Una nueva polémica por remuneraciones millonarias ha surgido tras revelarse que existen sueldos que igualan o superan al del mandatario
La administración pública enfrenta una nueva polémica por altas remuneraciones tras conocerse datos extraídos de Transparencia Activa.
Según los registros correspondientes al mes de junio de 2026, se detectaron 46 funcionarios de 10 superintendencias que habrían recibido sueldos equivalentes o superiores a la remuneración del actual jefe de Estado.

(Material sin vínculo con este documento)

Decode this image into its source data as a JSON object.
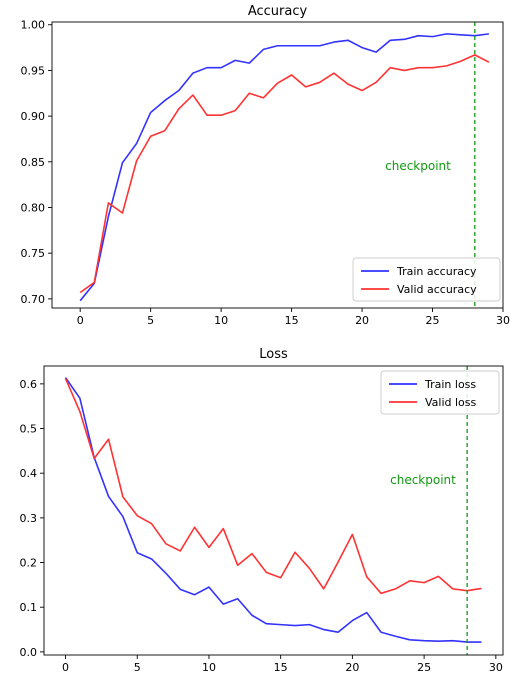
{
  "colors": {
    "train": "#3333ff",
    "valid": "#ff3333",
    "checkpoint": "#119911"
  },
  "chart_data": [
    {
      "type": "line",
      "title": "Accuracy",
      "xlabel": "",
      "ylabel": "",
      "xlim": [
        -2,
        30
      ],
      "ylim": [
        0.69,
        1.003
      ],
      "xticks": [
        0,
        5,
        10,
        15,
        20,
        25,
        30
      ],
      "yticks": [
        0.7,
        0.75,
        0.8,
        0.85,
        0.9,
        0.95,
        1.0
      ],
      "ytick_decimals": 2,
      "grid": false,
      "legend_position": "lower-right",
      "checkpoint": {
        "x": 28,
        "label": "checkpoint"
      },
      "x": [
        0,
        1,
        2,
        3,
        4,
        5,
        6,
        7,
        8,
        9,
        10,
        11,
        12,
        13,
        14,
        15,
        16,
        17,
        18,
        19,
        20,
        21,
        22,
        23,
        24,
        25,
        26,
        27,
        28,
        29
      ],
      "series": [
        {
          "name": "Train accuracy",
          "color_key": "train",
          "values": [
            0.698,
            0.717,
            0.79,
            0.849,
            0.87,
            0.904,
            0.917,
            0.928,
            0.947,
            0.953,
            0.953,
            0.961,
            0.958,
            0.973,
            0.977,
            0.977,
            0.977,
            0.977,
            0.981,
            0.983,
            0.975,
            0.97,
            0.983,
            0.984,
            0.988,
            0.987,
            0.99,
            0.989,
            0.988,
            0.99
          ]
        },
        {
          "name": "Valid accuracy",
          "color_key": "valid",
          "values": [
            0.707,
            0.718,
            0.805,
            0.794,
            0.851,
            0.878,
            0.884,
            0.908,
            0.923,
            0.901,
            0.901,
            0.906,
            0.925,
            0.92,
            0.936,
            0.945,
            0.932,
            0.937,
            0.947,
            0.935,
            0.928,
            0.937,
            0.953,
            0.95,
            0.953,
            0.953,
            0.955,
            0.96,
            0.967,
            0.959
          ]
        }
      ]
    },
    {
      "type": "line",
      "title": "Loss",
      "xlabel": "",
      "ylabel": "",
      "xlim": [
        -1.5,
        30.5
      ],
      "ylim": [
        -0.007,
        0.64
      ],
      "xticks": [
        0,
        5,
        10,
        15,
        20,
        25,
        30
      ],
      "yticks": [
        0.0,
        0.1,
        0.2,
        0.3,
        0.4,
        0.5,
        0.6
      ],
      "ytick_decimals": 1,
      "grid": false,
      "legend_position": "upper-right",
      "checkpoint": {
        "x": 28,
        "label": "checkpoint"
      },
      "x": [
        0,
        1,
        2,
        3,
        4,
        5,
        6,
        7,
        8,
        9,
        10,
        11,
        12,
        13,
        14,
        15,
        16,
        17,
        18,
        19,
        20,
        21,
        22,
        23,
        24,
        25,
        26,
        27,
        28,
        29
      ],
      "series": [
        {
          "name": "Train loss",
          "color_key": "train",
          "values": [
            0.614,
            0.568,
            0.435,
            0.348,
            0.303,
            0.222,
            0.208,
            0.176,
            0.14,
            0.128,
            0.145,
            0.107,
            0.119,
            0.082,
            0.063,
            0.061,
            0.059,
            0.061,
            0.05,
            0.044,
            0.07,
            0.088,
            0.044,
            0.035,
            0.027,
            0.025,
            0.024,
            0.025,
            0.022,
            0.022
          ]
        },
        {
          "name": "Valid loss",
          "color_key": "valid",
          "values": [
            0.612,
            0.538,
            0.433,
            0.476,
            0.347,
            0.305,
            0.287,
            0.242,
            0.226,
            0.279,
            0.234,
            0.276,
            0.194,
            0.22,
            0.178,
            0.166,
            0.223,
            0.187,
            0.141,
            0.201,
            0.263,
            0.168,
            0.131,
            0.141,
            0.159,
            0.155,
            0.169,
            0.141,
            0.137,
            0.142
          ]
        }
      ]
    }
  ]
}
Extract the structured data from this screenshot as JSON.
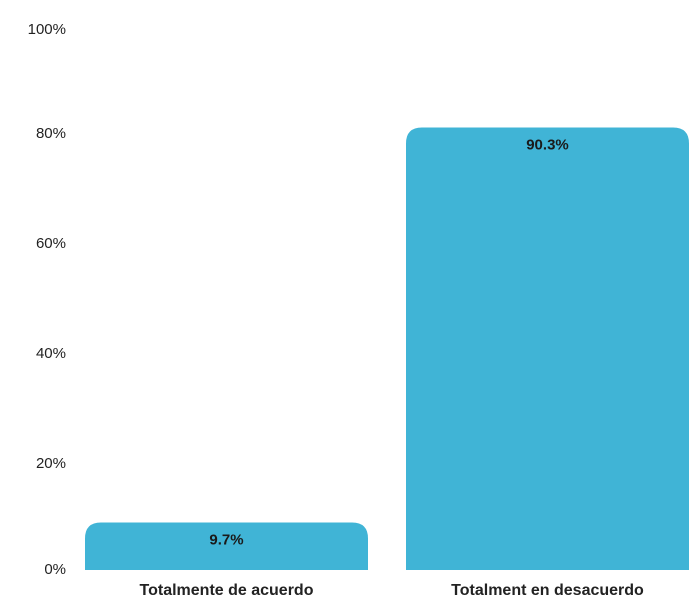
{
  "chart_data": {
    "type": "bar",
    "title": "",
    "xlabel": "",
    "ylabel": "",
    "categories": [
      "Totalmente de acuerdo",
      "Totalment en desacuerdo"
    ],
    "values": [
      9.7,
      90.3
    ],
    "data_labels": [
      "9.7%",
      "90.3%"
    ],
    "ylim": [
      0,
      100
    ],
    "y_ticks": [
      0,
      20,
      40,
      60,
      80,
      100
    ],
    "y_tick_labels": [
      "0%",
      "20%",
      "40%",
      "60%",
      "80%",
      "100%"
    ],
    "grid": false,
    "legend": "none",
    "bar_color": "#40b4d6"
  }
}
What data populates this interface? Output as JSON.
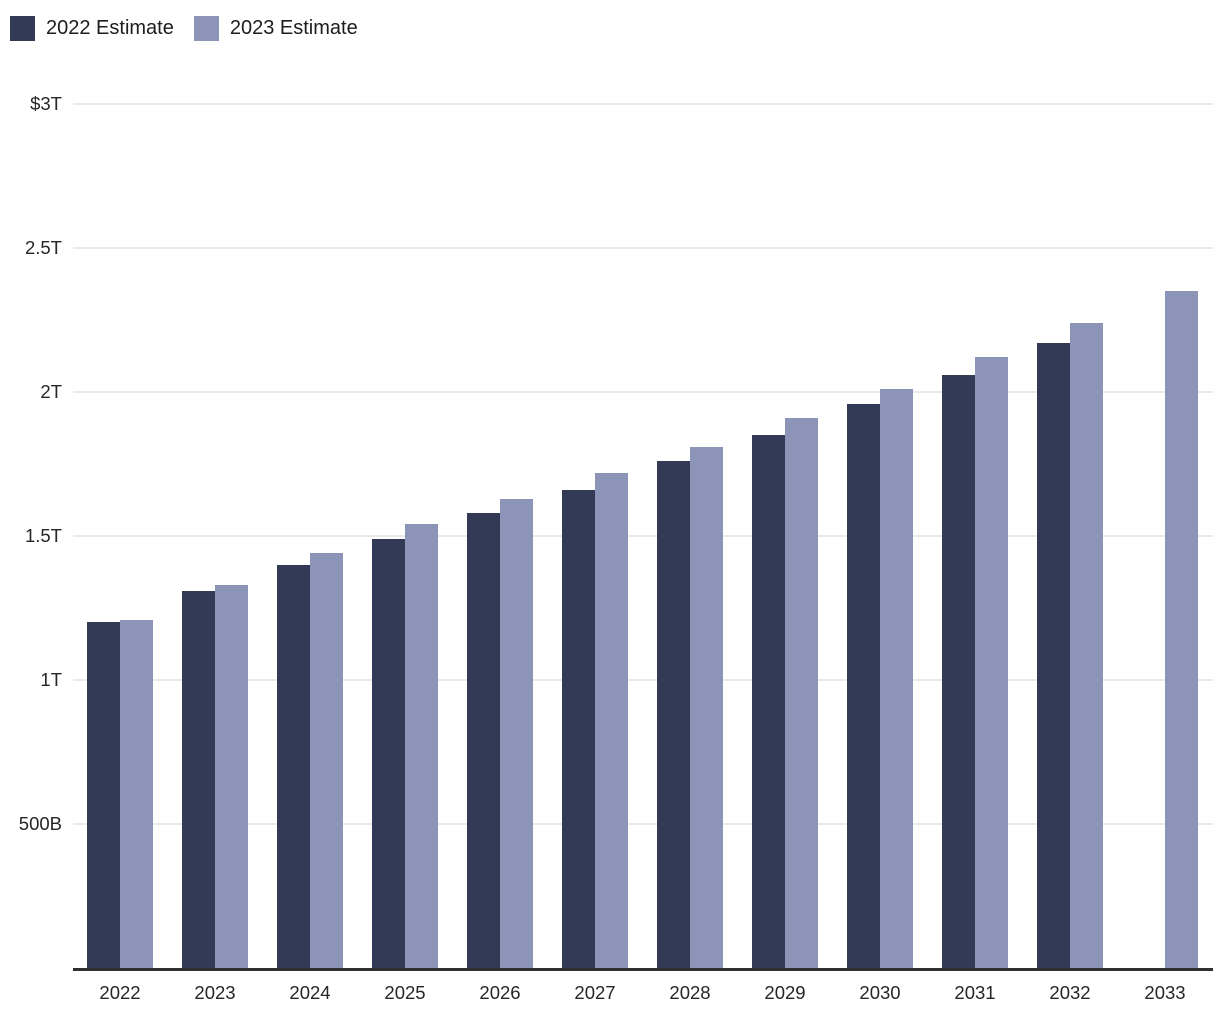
{
  "chart_data": {
    "type": "bar",
    "title": "",
    "categories": [
      "2022",
      "2023",
      "2024",
      "2025",
      "2026",
      "2027",
      "2028",
      "2029",
      "2030",
      "2031",
      "2032",
      "2033"
    ],
    "series": [
      {
        "name": "2022 Estimate",
        "color": "#333a56",
        "values": [
          1.2,
          1.31,
          1.4,
          1.49,
          1.58,
          1.66,
          1.76,
          1.85,
          1.96,
          2.06,
          2.17,
          null
        ]
      },
      {
        "name": "2023 Estimate",
        "color": "#8c94b8",
        "values": [
          1.21,
          1.33,
          1.44,
          1.54,
          1.63,
          1.72,
          1.81,
          1.91,
          2.01,
          2.12,
          2.24,
          2.35
        ]
      }
    ],
    "y_ticks": [
      {
        "label": "$3T",
        "value": 3.0
      },
      {
        "label": "2.5T",
        "value": 2.5
      },
      {
        "label": "2T",
        "value": 2.0
      },
      {
        "label": "1.5T",
        "value": 1.5
      },
      {
        "label": "1T",
        "value": 1.0
      },
      {
        "label": "500B",
        "value": 0.5
      }
    ],
    "ylim": [
      0,
      3
    ],
    "xlabel": "",
    "ylabel": "",
    "grid": true,
    "legend_position": "top-left",
    "colors": {
      "axis_line": "#2e2e33",
      "gridline": "#e9e9e9",
      "tick_text": "#262626",
      "legend_text": "#1d1d1d",
      "background": "#ffffff"
    }
  }
}
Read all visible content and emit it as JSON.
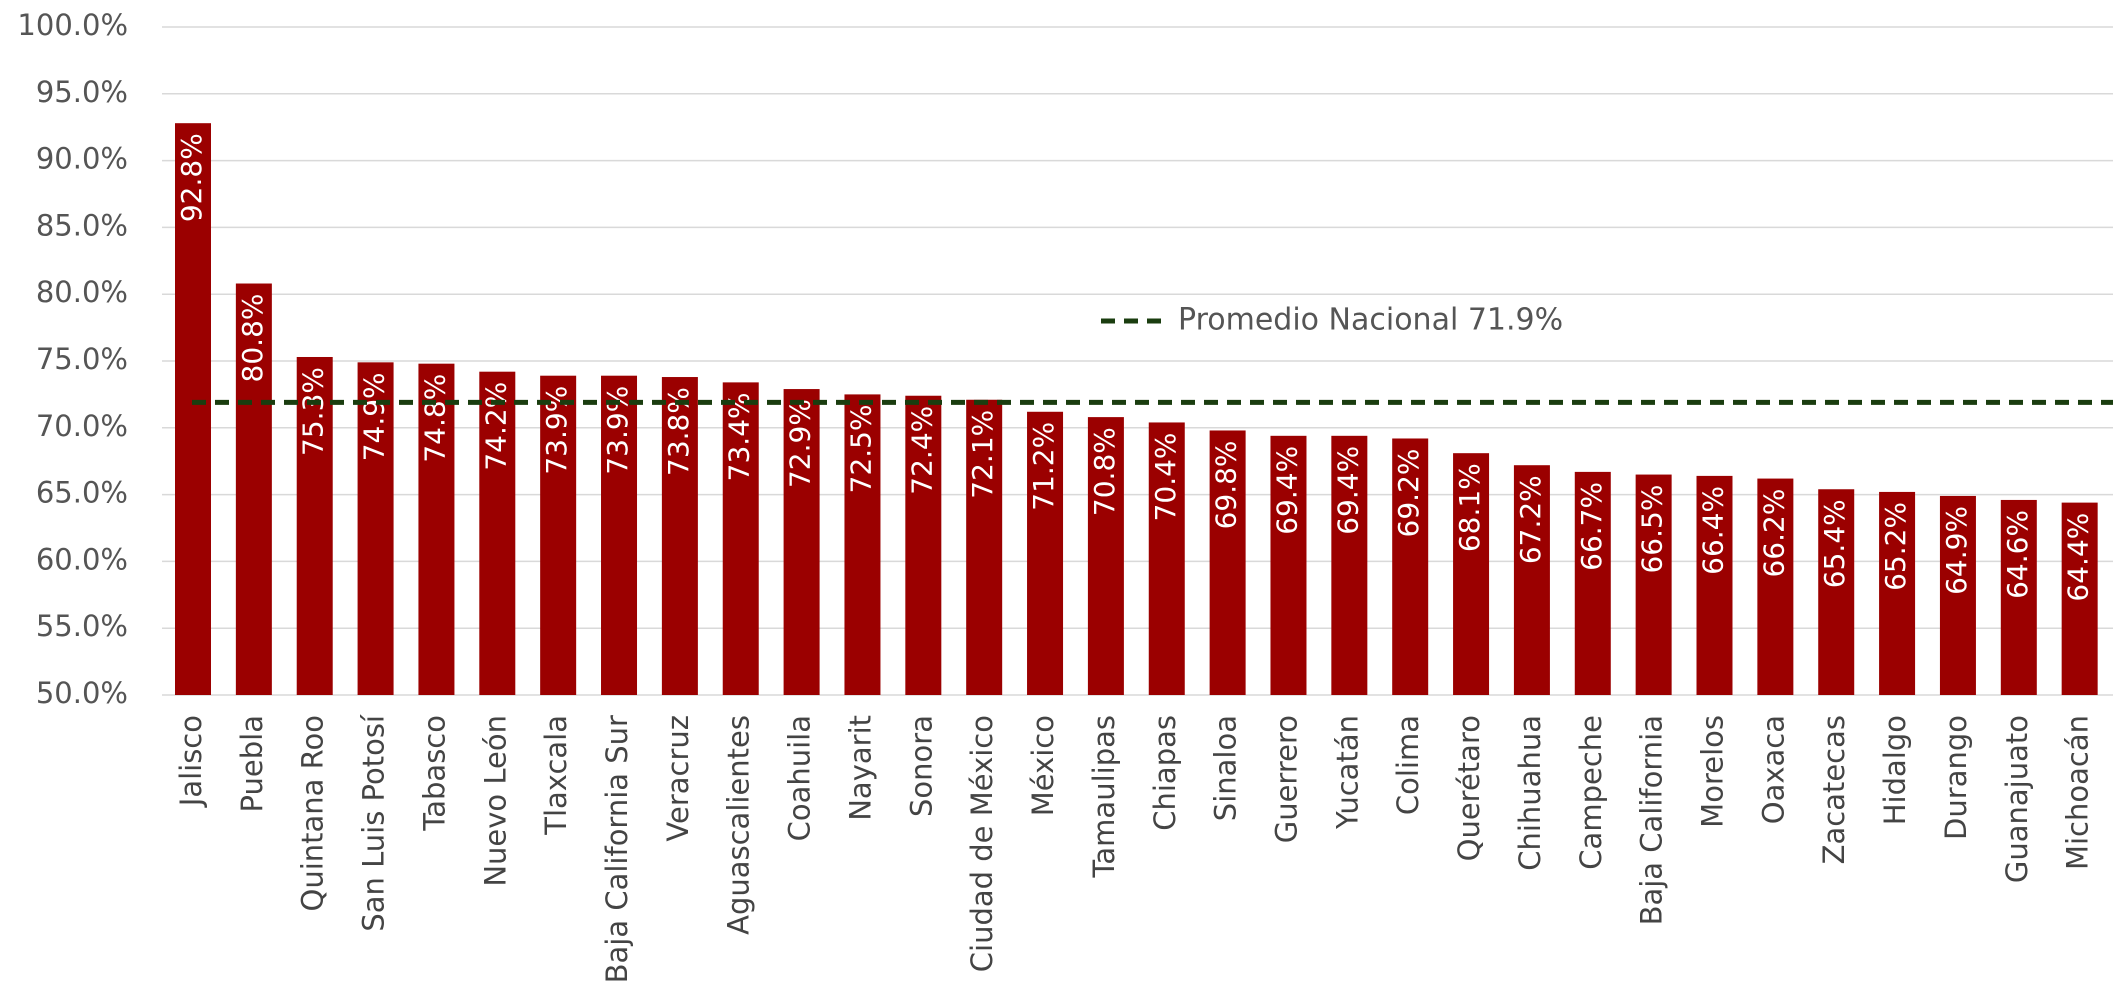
{
  "chart_data": {
    "type": "bar",
    "categories": [
      "Jalisco",
      "Puebla",
      "Quintana Roo",
      "San Luis Potosí",
      "Tabasco",
      "Nuevo León",
      "Tlaxcala",
      "Baja California Sur",
      "Veracruz",
      "Aguascalientes",
      "Coahuila",
      "Nayarit",
      "Sonora",
      "Ciudad de México",
      "México",
      "Tamaulipas",
      "Chiapas",
      "Sinaloa",
      "Guerrero",
      "Yucatán",
      "Colima",
      "Querétaro",
      "Chihuahua",
      "Campeche",
      "Baja California",
      "Morelos",
      "Oaxaca",
      "Zacatecas",
      "Hidalgo",
      "Durango",
      "Guanajuato",
      "Michoacán"
    ],
    "values": [
      92.8,
      80.8,
      75.3,
      74.9,
      74.8,
      74.2,
      73.9,
      73.9,
      73.8,
      73.4,
      72.9,
      72.5,
      72.4,
      72.1,
      71.2,
      70.8,
      70.4,
      69.8,
      69.4,
      69.4,
      69.2,
      68.1,
      67.2,
      66.7,
      66.5,
      66.4,
      66.2,
      65.4,
      65.2,
      64.9,
      64.6,
      64.4
    ],
    "value_labels": [
      "92.8%",
      "80.8%",
      "75.3%",
      "74.9%",
      "74.8%",
      "74.2%",
      "73.9%",
      "73.9%",
      "73.8%",
      "73.4%",
      "72.9%",
      "72.5%",
      "72.4%",
      "72.1%",
      "71.2%",
      "70.8%",
      "70.4%",
      "69.8%",
      "69.4%",
      "69.4%",
      "69.2%",
      "68.1%",
      "67.2%",
      "66.7%",
      "66.5%",
      "66.4%",
      "66.2%",
      "65.4%",
      "65.2%",
      "64.9%",
      "64.6%",
      "64.4%"
    ],
    "color": "#9b0000",
    "ylim": [
      50,
      100
    ],
    "yticks": [
      {
        "value": 50,
        "label": "50.0%"
      },
      {
        "value": 55,
        "label": "55.0%"
      },
      {
        "value": 60,
        "label": "60.0%"
      },
      {
        "value": 65,
        "label": "65.0%"
      },
      {
        "value": 70,
        "label": "70.0%"
      },
      {
        "value": 75,
        "label": "75.0%"
      },
      {
        "value": 80,
        "label": "80.0%"
      },
      {
        "value": 85,
        "label": "85.0%"
      },
      {
        "value": 90,
        "label": "90.0%"
      },
      {
        "value": 95,
        "label": "95.0%"
      },
      {
        "value": 100,
        "label": "100.0%"
      }
    ],
    "grid": true,
    "average": {
      "value": 71.9,
      "label": "Promedio Nacional 71.9%",
      "color": "#1a3d0f"
    }
  }
}
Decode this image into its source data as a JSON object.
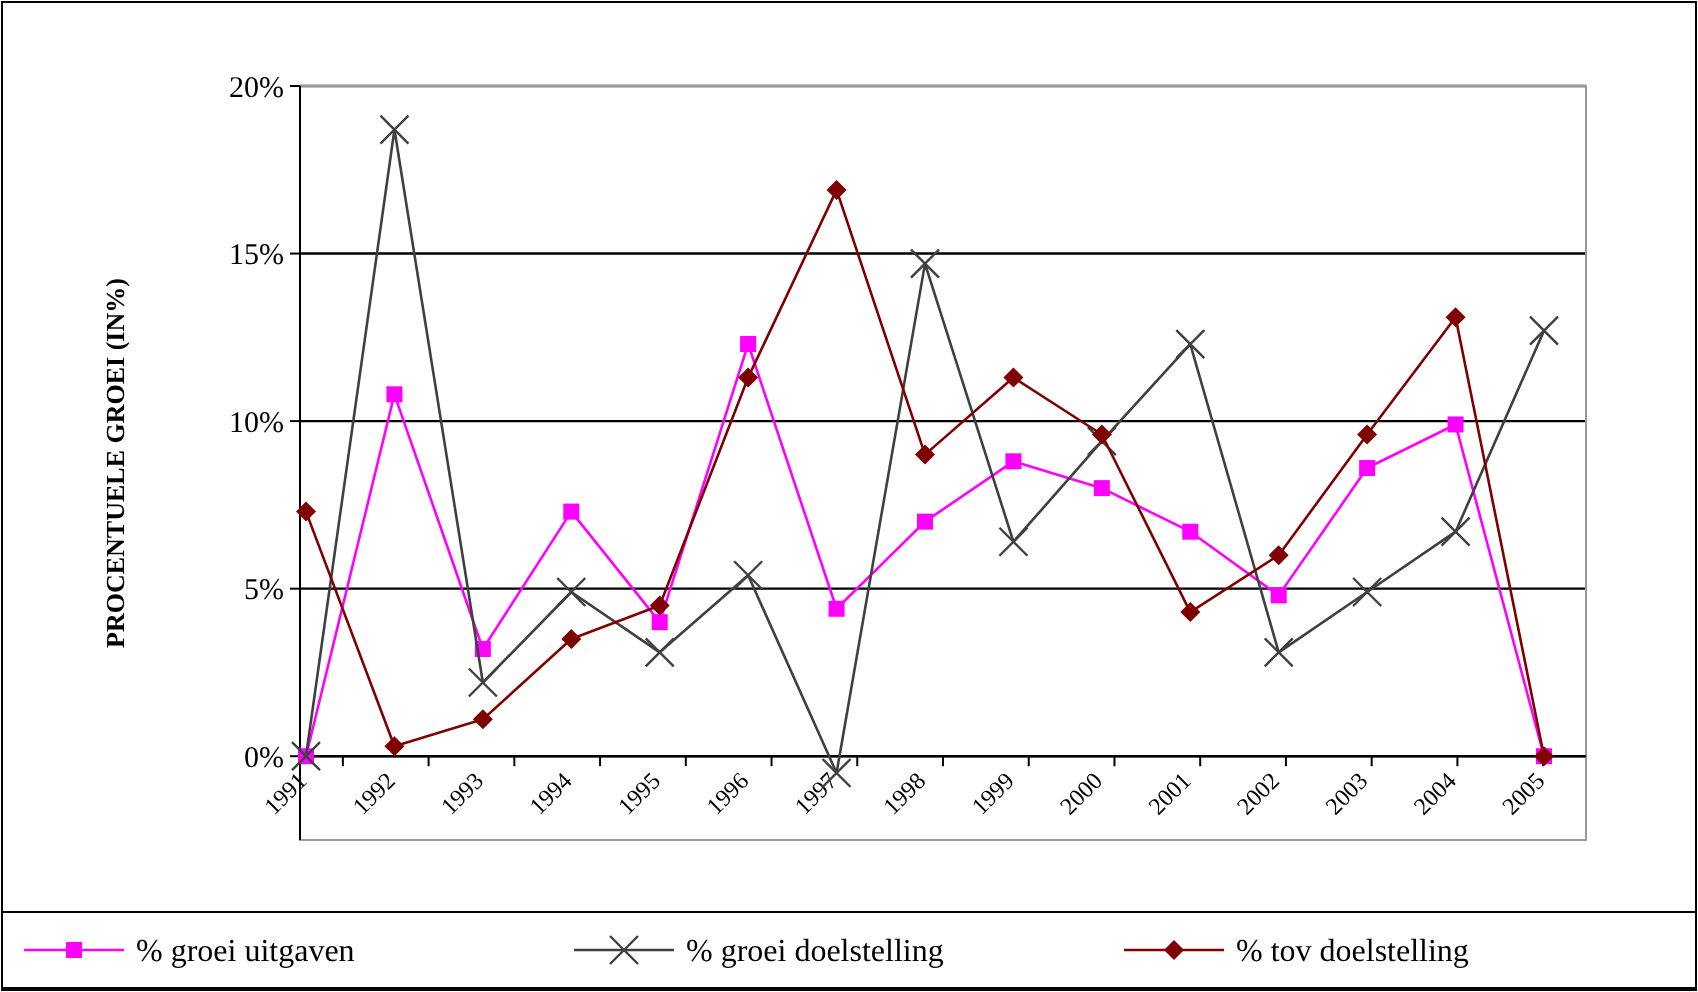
{
  "chart_data": {
    "type": "line",
    "ylabel": "PROCENTUELE GROEI (IN%)",
    "categories": [
      "1991",
      "1992",
      "1993",
      "1994",
      "1995",
      "1996",
      "1997",
      "1998",
      "1999",
      "2000",
      "2001",
      "2002",
      "2003",
      "2004",
      "2005"
    ],
    "series": [
      {
        "name": "% groei uitgaven",
        "color": "#ff00ff",
        "marker": "square",
        "values": [
          0,
          10.8,
          3.2,
          7.3,
          4.0,
          12.3,
          4.4,
          7.0,
          8.8,
          8.0,
          6.7,
          4.8,
          8.6,
          9.9,
          0
        ]
      },
      {
        "name": "% groei doelstelling",
        "color": "#404040",
        "marker": "cross",
        "values": [
          0,
          18.7,
          2.2,
          4.9,
          3.1,
          5.4,
          -0.5,
          14.7,
          6.4,
          9.4,
          12.3,
          3.1,
          4.9,
          6.7,
          12.7
        ]
      },
      {
        "name": "% tov doelstelling",
        "color": "#800000",
        "marker": "diamond",
        "values": [
          7.3,
          0.3,
          1.1,
          3.5,
          4.5,
          11.3,
          16.9,
          9.0,
          11.3,
          9.6,
          4.3,
          6.0,
          9.6,
          13.1,
          0
        ]
      }
    ],
    "ylim": [
      -2.5,
      20
    ],
    "yticks": [
      {
        "value": 0,
        "label": "0%"
      },
      {
        "value": 5,
        "label": "5%"
      },
      {
        "value": 10,
        "label": "10%"
      },
      {
        "value": 15,
        "label": "15%"
      },
      {
        "value": 20,
        "label": "20%"
      }
    ],
    "grid": "y",
    "legend": "bottom",
    "line_style": "solid"
  }
}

Para dimensionar la controversia, es necesario señalar que el mandatario recibe una remuneración que supera los $11 millones mensuales en bruto. Bajo este umbral de ingresos, el informe identifica a funcionarios de entidades clave para la regulación y fiscalización nacional.
Entre las instituciones donde se registran estas remuneraciones figuran las superintendencias de Salud, Pensiones, Seguridad Social, Insolvencia y Reemprendimiento, y Casinos de Juego.
A este listado se suman la Superintendencia de Servicios Sanitarios, la de Electricidad y Combustibles (SEC), Medio Ambiente, Educación y Educación Superior.
El caso cobró relevancia pública tras un encuentro sostenido el pasado martes entre la presidenta del Senado, Paulina Núñez (RN), y el presidente de la Cámara de Diputados, Jorge Alessandri (UDI), dado a conocer por El Mercurio.
Aunque la cita originalmente buscaba abordar las remuneraciones de ciertos funcionarios de ambas corporaciones del Congreso y de la biblioteca del Legislativo, el análisis se extendió a otros organismos del Estado que presentan cifras similares.
Esta situación ha reabierto el debate técnico sobre la escala de sueldos públicos y la legalidad de que existan cargos que logren equiparar o superar los ingresos del propio mandatario.

De acuerdo con la información analizada, los ingresos que compiten con el sueldo del jefe de Estado no están distribuidos de forma generalizada. Los datos de Transparencia Activa indican que “los mayores sueldos serían percibidos principalmente por jefes de servicio, directivos y jefaturas”.
Este hallazgo ha generado reacciones inmediatas en el mundo político, centrando la atención en la necesidad de revisar “la existencia de funcionarios cuyos ingresos igualan o superan el del jefe de Estado”. La controversia se mantiene abierta mientras se revisan los criterios técnicos que justifican estas remuneraciones en el sector público chileno.